"Nous sommes favorables à ce que le 11 mai tous les commerces puissent rouvrir", indique Bruno Le Maire

"Nous sommes favorables à ce que le 11 mai tous les commerces puissent rouvrir", indique Bruno Le Maire
Le ministre de l'Economie Bruno Le Maire dans son bureau, le 9 avril 2020.

, publié le jeudi 23 avril 2020 à 09h30

Le ministre de l'Economie a précisé que cette réouverture ne concernerait pas la restauration, les bars et les cafés qui, étant des lieux de convivialité, "feront l'objet d'un traitement spécifique".
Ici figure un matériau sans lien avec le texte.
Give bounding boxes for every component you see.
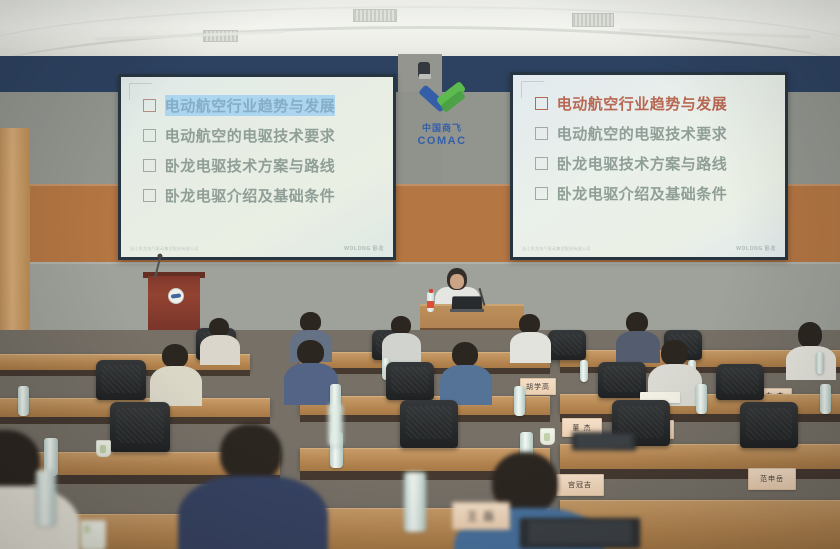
name-placard-1: 胡学高 <box>520 378 556 395</box>
checkbox-outline-icon <box>535 157 548 170</box>
water-bottle-row3-3 <box>514 386 525 416</box>
water-bottle-row2-1 <box>44 438 58 476</box>
attendee-body <box>786 346 836 380</box>
ceiling-vent-center <box>353 9 397 22</box>
agenda-item-3-label-right: 卧龙电驱技术方案与路线 <box>557 153 728 174</box>
desk-apron <box>560 414 840 422</box>
checkbox-outline-icon <box>143 129 156 142</box>
attendee-body <box>616 331 660 363</box>
water-bottle-row3-4 <box>696 384 707 414</box>
attendee-body <box>200 335 240 365</box>
chair-row2-2 <box>400 400 458 448</box>
name-placard-6: 宫冠吉 <box>556 474 604 496</box>
agenda-item-2-left: 电动航空的电驱技术要求 <box>143 125 393 146</box>
name-placard-7: 范申岳 <box>748 468 796 490</box>
slide-footer-left-brand: WOLONG 卧龙 <box>344 245 384 252</box>
slide-agenda-right: 电动航空行业趋势与发展 电动航空的电驱技术要求 卧龙电驱技术方案与路线 卧龙电驱… <box>513 93 785 213</box>
water-bottle-row2-3 <box>520 432 533 468</box>
wall-seam-d <box>0 262 840 264</box>
desk-row-front-right <box>560 500 840 549</box>
lectern-emblem-icon <box>168 288 184 304</box>
desk-row-2-right <box>560 444 840 469</box>
checkbox-outline-icon <box>535 127 548 140</box>
agenda-item-1-right: 电动航空行业趋势与发展 <box>535 93 785 114</box>
checkbox-outline-icon <box>535 97 548 110</box>
attendee-head <box>452 342 478 367</box>
name-placard-7-text: 范申岳 <box>760 474 784 484</box>
attendee-head <box>798 322 822 348</box>
agenda-item-3-left: 卧龙电驱技术方案与路线 <box>143 155 393 176</box>
attendee-body <box>150 366 202 406</box>
attendee-head <box>300 312 321 332</box>
ceiling-vent-right <box>572 13 614 27</box>
presenter-water-bottle <box>427 292 434 312</box>
attendee-head <box>626 312 648 333</box>
attendee-head <box>519 314 540 334</box>
agenda-item-4-label-right: 卧龙电驱介绍及基础条件 <box>557 183 728 204</box>
agenda-item-1-label-left: 电动航空行业趋势与发展 <box>165 95 336 116</box>
name-placard-1-text: 胡学高 <box>526 382 550 392</box>
slide-footer-right-company: 浙江卧龙电气驱动集团股份有限公司 <box>522 246 591 252</box>
projection-screen-left-surface: 电动航空行业趋势与发展 电动航空的电驱技术要求 卧龙电驱技术方案与路线 卧龙电驱… <box>121 77 393 257</box>
agenda-item-3-label-left: 卧龙电驱技术方案与路线 <box>165 155 336 176</box>
water-bottle-far-2 <box>580 360 588 382</box>
checkbox-outline-icon <box>143 159 156 172</box>
attendee-head <box>661 340 688 366</box>
attendee-body <box>510 332 551 363</box>
slide-agenda-left: 电动航空行业趋势与发展 电动航空的电驱技术要求 卧龙电驱技术方案与路线 卧龙电驱… <box>121 95 393 215</box>
water-bottle-far-4 <box>816 352 824 374</box>
presenter-face <box>450 274 464 289</box>
paper-cup-1 <box>96 440 111 457</box>
agenda-item-2-label-right: 电动航空的电驱技术要求 <box>557 123 728 144</box>
lectern <box>148 276 200 336</box>
desk-apron <box>0 475 280 484</box>
checkbox-outline-icon <box>143 189 156 202</box>
attendee-head <box>297 340 324 365</box>
agenda-item-1-label-right: 电动航空行业趋势与发展 <box>557 93 728 114</box>
checkbox-outline-icon <box>143 99 156 112</box>
name-placard-4: 董 杰 <box>562 418 602 437</box>
presenter-laptop <box>452 296 483 310</box>
agenda-item-2-right: 电动航空的电驱技术要求 <box>535 123 785 144</box>
water-bottle-row3-1 <box>18 386 29 416</box>
projection-screen-right: 电动航空行业趋势与发展 电动航空的电驱技术要求 卧龙电驱技术方案与路线 卧龙电驱… <box>510 72 788 260</box>
name-placard-4-text: 董 杰 <box>572 423 591 433</box>
desk-apron <box>300 471 550 480</box>
agenda-item-2-label-left: 电动航空的电驱技术要求 <box>165 125 336 146</box>
agenda-item-4-label-left: 卧龙电驱介绍及基础条件 <box>165 185 336 206</box>
attendee-head <box>162 344 188 368</box>
comac-logo-chinese: 中国商飞 <box>406 124 478 135</box>
chair-row2-3 <box>612 400 670 446</box>
agenda-item-3-right: 卧龙电驱技术方案与路线 <box>535 153 785 174</box>
chair-far-3 <box>548 330 586 360</box>
projection-screen-right-surface: 电动航空行业趋势与发展 电动航空的电驱技术要求 卧龙电驱技术方案与路线 卧龙电驱… <box>513 75 785 257</box>
presenter-laptop-base <box>450 309 484 312</box>
slide-footer-right-brand: WOLONG 卧龙 <box>736 245 776 252</box>
name-placard-6-text: 宫冠吉 <box>568 480 592 490</box>
comac-logo-english: COMAC <box>406 135 478 147</box>
conference-room-photo: 中国商飞 COMAC 电动航空行业趋势与发展 电动航空的电驱技术要求 卧龙电驱技… <box>0 0 840 549</box>
chair-row2-4 <box>740 402 798 448</box>
chair-row2-1 <box>110 402 170 452</box>
attendee-body <box>440 365 492 405</box>
desk-row-front-mid <box>300 508 550 549</box>
chair-row3-4 <box>716 364 764 400</box>
desk-row-front-left <box>0 514 290 549</box>
water-bottle-row2-2 <box>330 432 343 468</box>
agenda-item-4-right: 卧龙电驱介绍及基础条件 <box>535 183 785 204</box>
agenda-item-4-left: 卧龙电驱介绍及基础条件 <box>143 185 393 206</box>
projection-screen-left: 电动航空行业趋势与发展 电动航空的电驱技术要求 卧龙电驱技术方案与路线 卧龙电驱… <box>118 74 396 260</box>
chair-row3-2 <box>386 362 434 400</box>
checkbox-outline-icon <box>535 187 548 200</box>
slide-footer-left-company: 浙江卧龙电气驱动集团股份有限公司 <box>130 246 199 252</box>
paper-cup-2 <box>540 428 555 445</box>
chair-row3-1 <box>96 360 146 400</box>
ceiling <box>0 0 840 60</box>
water-bottle-row3-5 <box>820 384 831 414</box>
desk-row-2-left <box>0 452 280 475</box>
agenda-item-1-left: 电动航空行业趋势与发展 <box>143 95 393 116</box>
ceiling-camera-icon <box>418 62 430 78</box>
water-bottle-row3-2 <box>330 384 341 414</box>
chair-row3-3 <box>598 362 646 398</box>
comac-logo-mark <box>406 88 478 124</box>
comac-logo: 中国商飞 COMAC <box>406 88 478 147</box>
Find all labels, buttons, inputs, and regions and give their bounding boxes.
Alors que le déconfinement doit débuter dans moins de trois semaines, le ministre de l'Economie Bruno Le Maire a annoncé jeudi 23 avril sur franceinfo que le gouvernement était "favorable" à ce que "tous les commerces puissent rouvrir" dès le 11 mai, à l'exception de "la restauration, les bars et les cafés". 



"Le 11 mai, nous rentrons dans cette phase de transition, de retour progressif à l'activité économique", a expliqué le locataire de Bercy, indiquant que trois principes allaient devoir s'appliquer. "Le premier, c'est la sécurité sanitaire. Il faut que tous les commerces qui rouvrent, toutes les activités qui reprennent, se fassent dans des conditions de sécurité sanitaire totales, aussi bien pour les salariés que pour les entrepreneurs et les commerçants eux-mêmes", a assuré le ministre. 
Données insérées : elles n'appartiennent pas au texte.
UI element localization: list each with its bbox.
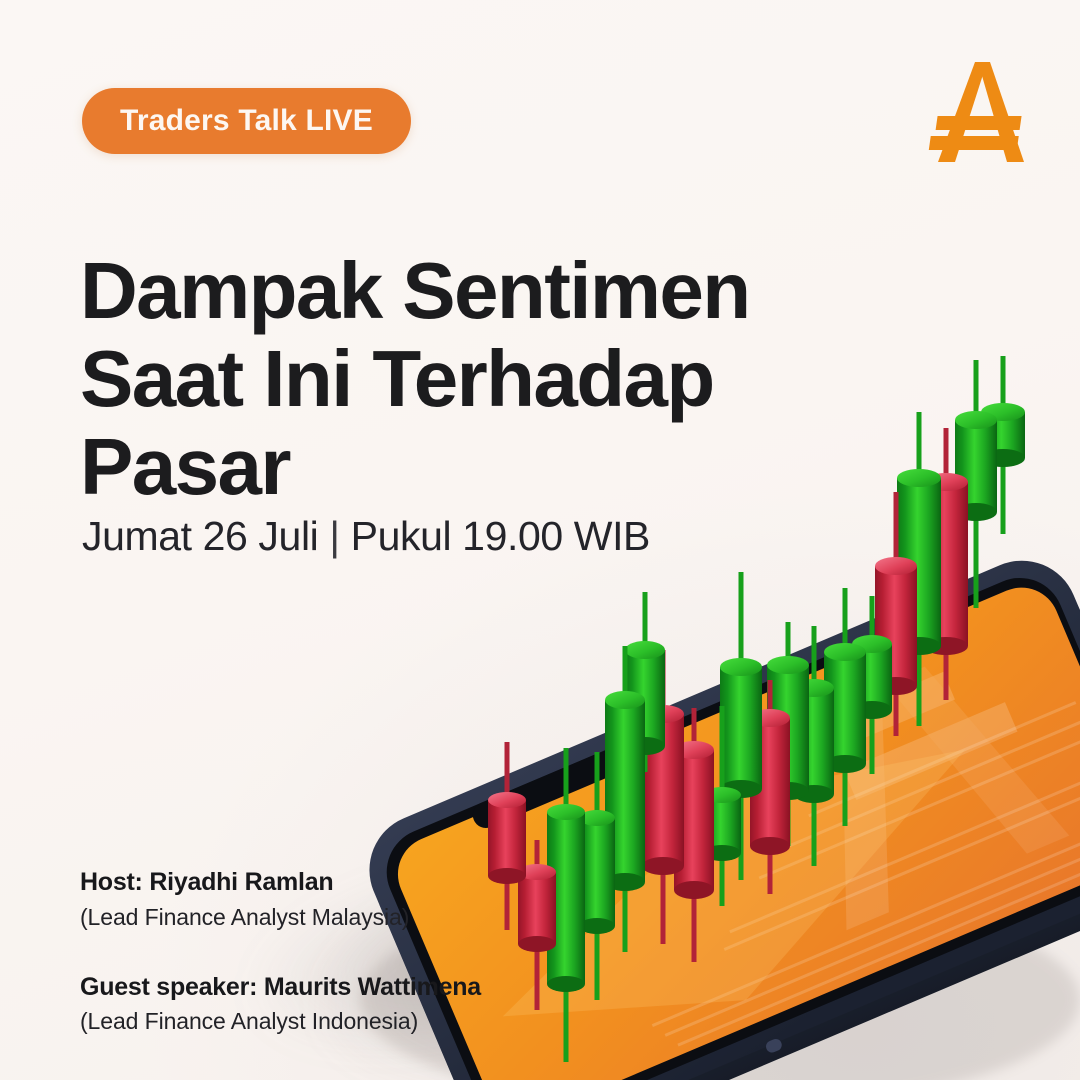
candle [518, 840, 556, 1010]
page-title: Dampak Sentimen Saat Ini Terhadap Pasar [80, 247, 800, 511]
candle [875, 492, 917, 736]
candle [547, 748, 585, 1062]
badge-label: Traders Talk LIVE [120, 106, 373, 136]
speaker-name: Host: Riyadhi Ramlan [80, 866, 481, 899]
candle [897, 412, 941, 726]
schedule-time: Pukul 19.00 WIB [351, 513, 650, 559]
candle [579, 752, 615, 1000]
candle [488, 742, 526, 930]
headline-line-2: Saat Ini Terhadap [80, 335, 800, 423]
schedule-date: Jumat 26 Juli [82, 513, 318, 559]
speaker-role: (Lead Finance Analyst Malaysia) [80, 902, 481, 933]
speaker-host: Host: Riyadhi Ramlan (Lead Finance Analy… [80, 866, 481, 933]
candle [720, 572, 762, 880]
candle [767, 622, 809, 846]
candle [750, 680, 790, 894]
schedule-line: Jumat 26 Juli|Pukul 19.00 WIB [82, 513, 650, 560]
poster-canvas: Traders Talk LIVE Dampak Sentimen Saat I… [0, 0, 1080, 1080]
candle [955, 360, 997, 608]
speaker-guest: Guest speaker: Maurits Wattimena (Lead F… [80, 971, 481, 1038]
candle [703, 706, 741, 906]
speaker-name: Guest speaker: Maurits Wattimena [80, 971, 481, 1004]
candle [852, 596, 892, 774]
candle [625, 592, 665, 772]
candle [642, 650, 684, 944]
schedule-separator: | [329, 513, 339, 560]
candle [924, 428, 968, 700]
candle [981, 356, 1025, 534]
candle [674, 708, 714, 962]
octa-a-logo-icon [920, 56, 1038, 168]
candle [605, 646, 645, 952]
speakers-block: Host: Riyadhi Ramlan (Lead Finance Analy… [80, 866, 481, 1037]
candle [824, 588, 866, 826]
speaker-role: (Lead Finance Analyst Indonesia) [80, 1006, 481, 1037]
headline-line-3: Pasar [80, 423, 800, 511]
traders-talk-live-badge[interactable]: Traders Talk LIVE [82, 88, 411, 154]
headline-line-1: Dampak Sentimen [80, 247, 800, 335]
candle [794, 626, 834, 866]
"Le deuxième principe, c'est un principe de simplicité, c'est-à-dire que les règles doivent être claires", a poursuivi Bruno Le Maire. "Nous avons travaillé à un protocole national de déconfinement (...) qui fixe un certain nombre de règles qui peuvent s'appliquer pour tous", a-t-il précisé, indiquant que "des guides de bonnes pratiques métier par métier" viendrait s'y ajouter, tenant compte des façon de travailler des différentes professions. "Toutes les professions doivent disposer de ce guide", a soutenu le ministre. 


Le troisième principe est "un principe d'équité". "Nous sommes favorables à ce que le 11 mai tous les commerces puissent rouvrir, tous ceux qui ont été fermés par l'arrêté ministériel du 15 mars, je laisse simplement de côté la restauration, les bars et les cafés qui feront l'objet d'un traitement spécifique parce que ce sont des lieux de convivialité qui obéissent à des règles spécifiques", a déclaré Bruno Le Maire.
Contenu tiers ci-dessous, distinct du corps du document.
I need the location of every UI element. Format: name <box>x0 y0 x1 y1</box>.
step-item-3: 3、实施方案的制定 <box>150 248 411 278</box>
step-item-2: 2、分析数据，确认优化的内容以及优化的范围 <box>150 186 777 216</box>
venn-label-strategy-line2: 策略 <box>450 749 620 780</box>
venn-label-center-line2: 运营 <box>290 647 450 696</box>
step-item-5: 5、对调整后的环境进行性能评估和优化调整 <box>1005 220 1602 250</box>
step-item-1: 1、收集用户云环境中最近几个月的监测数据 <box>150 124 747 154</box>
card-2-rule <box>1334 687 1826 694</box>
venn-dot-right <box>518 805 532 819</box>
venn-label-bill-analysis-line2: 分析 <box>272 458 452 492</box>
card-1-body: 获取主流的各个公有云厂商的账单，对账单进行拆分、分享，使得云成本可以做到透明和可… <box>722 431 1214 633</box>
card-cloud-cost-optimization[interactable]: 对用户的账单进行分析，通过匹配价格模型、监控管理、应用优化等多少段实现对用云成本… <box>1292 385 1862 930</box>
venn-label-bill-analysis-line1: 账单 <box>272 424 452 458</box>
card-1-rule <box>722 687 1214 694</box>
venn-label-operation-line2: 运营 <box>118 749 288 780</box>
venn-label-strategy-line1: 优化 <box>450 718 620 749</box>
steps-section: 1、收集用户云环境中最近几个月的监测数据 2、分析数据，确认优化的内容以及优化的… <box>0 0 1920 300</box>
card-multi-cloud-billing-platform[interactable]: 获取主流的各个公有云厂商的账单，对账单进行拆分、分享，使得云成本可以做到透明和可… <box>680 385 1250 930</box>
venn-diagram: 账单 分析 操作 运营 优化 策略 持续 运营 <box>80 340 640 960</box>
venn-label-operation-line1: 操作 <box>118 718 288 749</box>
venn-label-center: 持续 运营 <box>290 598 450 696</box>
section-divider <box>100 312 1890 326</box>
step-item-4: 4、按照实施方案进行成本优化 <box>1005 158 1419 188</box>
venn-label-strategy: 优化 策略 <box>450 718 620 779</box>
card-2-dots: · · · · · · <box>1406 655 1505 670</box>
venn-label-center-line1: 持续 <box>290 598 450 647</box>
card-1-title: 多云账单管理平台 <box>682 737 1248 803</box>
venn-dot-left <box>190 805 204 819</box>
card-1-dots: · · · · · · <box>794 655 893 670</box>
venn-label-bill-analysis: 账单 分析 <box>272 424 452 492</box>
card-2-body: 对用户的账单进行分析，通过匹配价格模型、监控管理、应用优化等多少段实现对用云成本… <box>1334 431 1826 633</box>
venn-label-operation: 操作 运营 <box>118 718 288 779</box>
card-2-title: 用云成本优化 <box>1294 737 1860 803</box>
Le ministre a néanmoins laissé la porte ouverte à des différences régionales. "La seule différence qu'il pourra y avoir et ça n'a pas encore été tranché : est-ce qu'on le fait au niveau national ? Est-ce qu'il faut tenir compte des disparités régionales ? C'est une évaluation sanitaire qui devra être faite, évidemment la situation n'est pas la même suivant qu'on est en Aquitaine où il y a eu moins de cas de Covid ou si on est en Île-de-France où il y a eu beaucoup de cas de Covid et où le virus circule encore beaucoup", a précisé le locataire de Bercy.